Cet acharnement industriel illustre parfaitement le bourbier dans lequel se trouvent tous les projets de centrales nucléaires: incertitude sur le calendrier, désintérêt des financeurs privés, non-entrée en matière des assureurs, atteintes à la biodiversité des rivières en période de canicule, débit des rivières affaibli à l’aune du réchauffement climatique, pourtant indispensables au refroidissement des réacteurs.

L’EPR2 est vendu comme une version améliorée. Or, une exigence majeure reste en souffrance: la nécessité de refroidir les centrales nucléaires.

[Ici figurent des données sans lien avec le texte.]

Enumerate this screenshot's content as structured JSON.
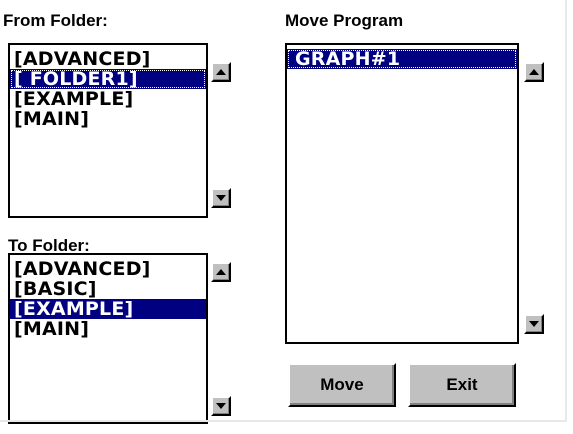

En période de canicule et de sécheresse en particulier, ces réacteurs en bord de rivières, s’ils étaient construits, devront être arrêtés lors d’incapacité annoncée de refroidir lesdits réacteurs. Cette vulnérabilité commence à être traitée dans les médias. Pour les réacteurs situés en bord de mer s’ajoute le risque de tsunami, bien réel, puisque l’histoire nous apprend qu’il y en a déjà eu sur les littoraux français.

Cet été, un des réacteurs du Bugey avait déjà dû être arrêté en raison des fortes températures. Cela fait plusieurs années que les canicules forcent EDF à baisser sa production électrique, notamment pour respecter les normes encadrant les rejets thermiques dans les cours d’eau. Notons que la région Auvergne-Rhône-Alpes sera probablement l’une des plus touchées par les hausses de température et les baisses annoncées de débit du Rhône. Le choix du Bugey pour deux EPR2 est donc dénué de toute intelligence industrielle et de toute considération écologique.

Le Bugey est situé à seulement 70 kilomètres de Genève et l’intervention des autorités cantonales contre tout projet d’installation nucléaire dans son voisinage est inscrite dans sa Constitution. Nous avons appelé le gouvernement genevois à affirmer qu’il agira pour empêcher ce projet de se matérialiser. L’avocate Corinne Lepage, ancienne ministre française de l’Environnement et pionnière des interventions juridiques pour la nature, a été mandatée par le canton et la Ville de Genève. L’action en justice sera déclenchée dès la publication de l’autorisation de construire, prévue pour 2025. Nous nous engagerons pour que les outils juridiques choisis soient les plus forts à disposition.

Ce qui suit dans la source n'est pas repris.